Just when you think UCLA football was starting to heat up by beating up on some scrub teams, they get dismantled at home by Utah. You thought that game was bad? Wait until next week when Oregon assaults them. There’s only one glimmer of hope for the Bruins, and that’s the fact it’s not crazy that they could beat USC in a few weeks. If that happens, you might as well give Chip Kelly an extension. Otherwise, the job he’s doing so far is highly questionable at best.
Another completely under the radar story right now is the fact the LA Kings have been playing like garbage. Despite yesterday’s win over a horrible Ranger team, if I didn’t know better I’d say they were trying to get Coach John Steven fired. Lisa Dillman of the LA Times tweeted yesterday that the Kings had their first lead of a game since they played Montreal. It feels like it’s been so long that I was beginning to wonder if she meant in 1993 when they played Montreal in the Finals.
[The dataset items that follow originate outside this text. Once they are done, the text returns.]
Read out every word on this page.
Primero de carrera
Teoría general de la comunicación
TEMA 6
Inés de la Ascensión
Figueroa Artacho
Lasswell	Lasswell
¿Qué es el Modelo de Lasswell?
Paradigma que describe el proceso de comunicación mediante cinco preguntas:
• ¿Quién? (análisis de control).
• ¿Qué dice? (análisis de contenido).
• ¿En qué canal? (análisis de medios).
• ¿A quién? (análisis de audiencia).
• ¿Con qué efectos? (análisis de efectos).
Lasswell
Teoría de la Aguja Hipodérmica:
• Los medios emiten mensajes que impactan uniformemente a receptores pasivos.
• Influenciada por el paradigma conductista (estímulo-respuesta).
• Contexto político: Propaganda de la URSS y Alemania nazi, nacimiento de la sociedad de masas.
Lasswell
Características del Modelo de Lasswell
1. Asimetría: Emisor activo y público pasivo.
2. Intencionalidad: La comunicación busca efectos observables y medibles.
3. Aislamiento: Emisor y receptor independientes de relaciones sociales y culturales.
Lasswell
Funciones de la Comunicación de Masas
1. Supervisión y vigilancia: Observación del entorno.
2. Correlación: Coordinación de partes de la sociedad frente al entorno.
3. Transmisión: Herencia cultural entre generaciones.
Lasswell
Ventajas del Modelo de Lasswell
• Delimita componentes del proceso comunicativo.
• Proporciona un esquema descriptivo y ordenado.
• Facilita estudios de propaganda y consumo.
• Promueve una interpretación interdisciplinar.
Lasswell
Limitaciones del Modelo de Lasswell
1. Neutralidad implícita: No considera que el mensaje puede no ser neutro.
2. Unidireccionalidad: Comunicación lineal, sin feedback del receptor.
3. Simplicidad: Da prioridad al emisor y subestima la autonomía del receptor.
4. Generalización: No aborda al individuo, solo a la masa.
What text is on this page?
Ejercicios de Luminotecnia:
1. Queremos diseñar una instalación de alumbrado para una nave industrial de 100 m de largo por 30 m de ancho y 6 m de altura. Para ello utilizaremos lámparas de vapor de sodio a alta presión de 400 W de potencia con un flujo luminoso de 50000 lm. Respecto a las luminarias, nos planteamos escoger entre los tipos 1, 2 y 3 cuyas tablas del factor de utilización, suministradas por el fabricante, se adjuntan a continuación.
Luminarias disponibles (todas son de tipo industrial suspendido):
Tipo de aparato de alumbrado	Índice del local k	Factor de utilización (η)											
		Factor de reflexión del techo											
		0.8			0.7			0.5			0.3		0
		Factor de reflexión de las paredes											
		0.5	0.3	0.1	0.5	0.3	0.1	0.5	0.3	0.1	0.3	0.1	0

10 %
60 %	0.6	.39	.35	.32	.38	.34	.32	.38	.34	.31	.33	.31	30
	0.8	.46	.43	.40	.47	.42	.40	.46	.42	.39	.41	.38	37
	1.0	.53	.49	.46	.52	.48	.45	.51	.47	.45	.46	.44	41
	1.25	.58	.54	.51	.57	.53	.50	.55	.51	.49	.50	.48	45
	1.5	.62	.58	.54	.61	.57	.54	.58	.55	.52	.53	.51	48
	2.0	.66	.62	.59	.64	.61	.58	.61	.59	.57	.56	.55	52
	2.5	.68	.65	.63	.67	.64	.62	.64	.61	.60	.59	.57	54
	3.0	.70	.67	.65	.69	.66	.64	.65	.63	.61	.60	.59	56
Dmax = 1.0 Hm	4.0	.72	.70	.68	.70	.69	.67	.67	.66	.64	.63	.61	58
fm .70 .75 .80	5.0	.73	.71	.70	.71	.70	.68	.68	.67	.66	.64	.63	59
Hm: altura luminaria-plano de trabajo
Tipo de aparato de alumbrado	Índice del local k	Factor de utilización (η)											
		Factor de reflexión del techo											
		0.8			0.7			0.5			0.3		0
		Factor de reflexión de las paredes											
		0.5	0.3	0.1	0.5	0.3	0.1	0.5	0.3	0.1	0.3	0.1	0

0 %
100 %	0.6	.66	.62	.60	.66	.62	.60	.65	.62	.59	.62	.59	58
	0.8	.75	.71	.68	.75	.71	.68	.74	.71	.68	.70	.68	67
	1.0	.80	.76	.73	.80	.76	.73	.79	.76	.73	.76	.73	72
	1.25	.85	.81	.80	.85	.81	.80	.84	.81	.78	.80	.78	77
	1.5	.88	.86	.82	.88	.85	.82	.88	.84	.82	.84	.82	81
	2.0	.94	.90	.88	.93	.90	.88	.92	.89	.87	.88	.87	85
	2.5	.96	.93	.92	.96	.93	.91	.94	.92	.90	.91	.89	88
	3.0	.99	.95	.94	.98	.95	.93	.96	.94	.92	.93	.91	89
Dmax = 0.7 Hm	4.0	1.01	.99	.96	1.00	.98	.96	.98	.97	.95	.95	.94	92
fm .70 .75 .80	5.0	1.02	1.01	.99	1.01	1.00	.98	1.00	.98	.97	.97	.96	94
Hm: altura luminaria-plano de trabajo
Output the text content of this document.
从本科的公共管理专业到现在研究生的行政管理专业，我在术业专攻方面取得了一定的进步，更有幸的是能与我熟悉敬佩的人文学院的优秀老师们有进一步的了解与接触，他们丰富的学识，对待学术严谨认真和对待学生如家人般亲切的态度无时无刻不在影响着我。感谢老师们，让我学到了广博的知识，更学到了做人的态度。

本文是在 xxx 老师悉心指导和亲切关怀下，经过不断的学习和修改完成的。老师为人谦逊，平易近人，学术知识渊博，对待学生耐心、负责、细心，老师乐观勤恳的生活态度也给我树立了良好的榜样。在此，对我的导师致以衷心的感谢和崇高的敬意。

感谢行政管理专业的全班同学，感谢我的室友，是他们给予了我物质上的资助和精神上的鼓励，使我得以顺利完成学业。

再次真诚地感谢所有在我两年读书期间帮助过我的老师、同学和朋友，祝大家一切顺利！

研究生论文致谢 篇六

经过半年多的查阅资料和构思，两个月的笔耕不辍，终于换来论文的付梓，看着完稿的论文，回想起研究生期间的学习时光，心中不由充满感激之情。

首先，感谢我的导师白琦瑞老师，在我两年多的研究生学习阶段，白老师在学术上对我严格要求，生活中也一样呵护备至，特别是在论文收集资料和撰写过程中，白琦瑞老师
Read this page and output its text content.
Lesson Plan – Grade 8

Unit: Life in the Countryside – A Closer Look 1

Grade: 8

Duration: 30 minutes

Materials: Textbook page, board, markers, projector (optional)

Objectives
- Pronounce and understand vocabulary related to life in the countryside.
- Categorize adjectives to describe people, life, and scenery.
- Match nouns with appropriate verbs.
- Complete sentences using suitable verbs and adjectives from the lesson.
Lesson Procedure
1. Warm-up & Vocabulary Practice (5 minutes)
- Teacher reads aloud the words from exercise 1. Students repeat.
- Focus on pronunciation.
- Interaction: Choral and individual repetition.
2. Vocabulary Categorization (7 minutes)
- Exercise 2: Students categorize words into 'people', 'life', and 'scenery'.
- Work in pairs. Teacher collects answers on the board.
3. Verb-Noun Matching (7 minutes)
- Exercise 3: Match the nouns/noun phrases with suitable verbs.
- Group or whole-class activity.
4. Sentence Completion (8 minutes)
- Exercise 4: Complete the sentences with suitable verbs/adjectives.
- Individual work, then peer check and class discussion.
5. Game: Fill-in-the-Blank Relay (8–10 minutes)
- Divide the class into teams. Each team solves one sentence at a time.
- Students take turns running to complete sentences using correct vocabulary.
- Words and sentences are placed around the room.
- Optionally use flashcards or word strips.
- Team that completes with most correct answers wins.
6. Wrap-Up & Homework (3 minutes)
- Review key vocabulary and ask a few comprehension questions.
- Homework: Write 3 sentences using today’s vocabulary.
It’s been so ugly and the effort has been so poor, I’m totally unsure if the team is terrible and needs to rebuild, or if they just need a kick in the butt.
Finally, The Walking Dead went down on AMC last night in the first of Rick Grimes’ final two episodes. Spoiler alert if you don’t want to hear anymore, so read no further if that is case. I’m not falling for this one again! The show left us thinking that Rick was going to die after being impaled and Walkers about to eat him. You made me think Glenn was going to survive and you killed him. I think Rick might die, but it’s definitely not going to be from that incident. Of course there’s all the symbolism of Rick being thrown off a white horse. I think it’s safe to say at this point the most hated character in all of TWD is Rick’s horse. Negan is practically giving himself a concussion over Lucille. Seriously though, who else thought that Michonne said “eat n***a?” I guess AMC isn’t that bold. Did Carol really just get called “a weak woman”? Somebody is gonna pay for that. I think it’s safe to say that Angela Kong has really transformed the show. Whether that’s a good thing remains to be seen though.